Obama Tells Hill Leaders He’s Open to GOP Health Care Ideas
A day before delivering a pivotal speech on the need for health care reform, President Barack Obama on Tuesday reaffirmed his commitment to a comprehensive overhaul and pointed to specific GOP ideas that he is open to including in his final blueprint.
Obama said in a letter to Congressional leaders that he left last week’s bipartisan health care summit “convinced” that both parties “have more in common than most people think.” He pointed to common ground on insurance reforms and on the need to rid Medicare of waste, fraud and abuse.
The president said he is also exploring four GOP ideas for inclusion in his final proposal: private investigations by medical professionals to reduce fraud and abuse, providing funds to help states launch tort reform demonstrations, increasing doctors’ Medicaid reimbursements and expanding health savings accounts.
Obama also knocked down the Republican talking point that health care reform should be done in a piecemeal manner. This approach “is not the best way to effectively reduce premiums, end the exclusion of people with pre-existing conditions or offer Americans the security of knowing that they will never lose coverage,” he said.

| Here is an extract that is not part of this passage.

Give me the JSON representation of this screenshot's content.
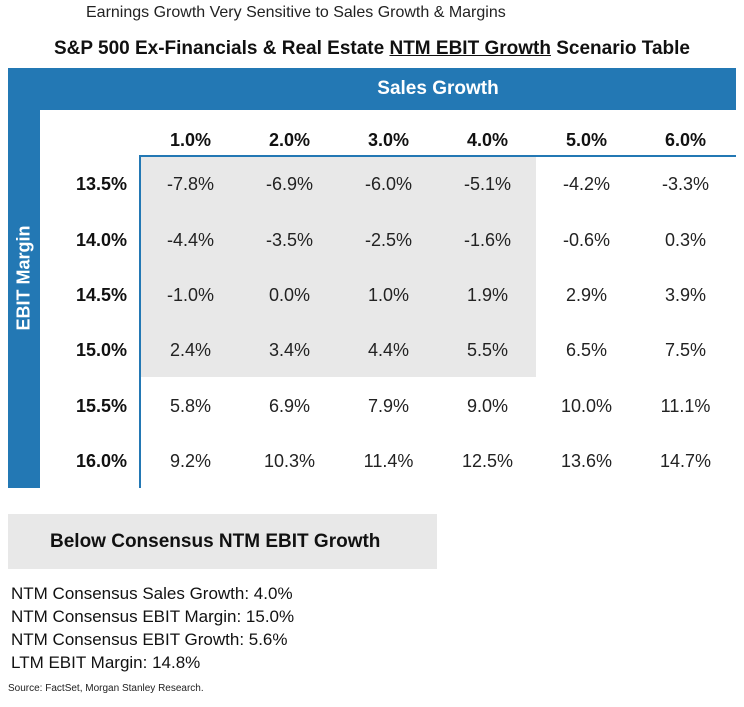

Obama’s letter to Speaker Nancy Pelosi (D-Calif.), Senate Majority Leader Harry Reid (D-Nev.), Senate Minority Leader Mitch McConnell (R-Ky.) and House Minority Leader John Boehner (R-Ohio) comes a day before the president is set to announce what his final health care proposal will look like — and how he wants Congress to pass it.
Obama will discuss both the “process and policy” of his plan during a speech somewhere in the Washington, D.C., area, White House Press Secretary Robert Gibbs said Monday.
Gibbs said Obama will post his revised plan on the White House Web site; the plan will not be legislative language but instead a “broad outline” of how Obama envisions a final bill.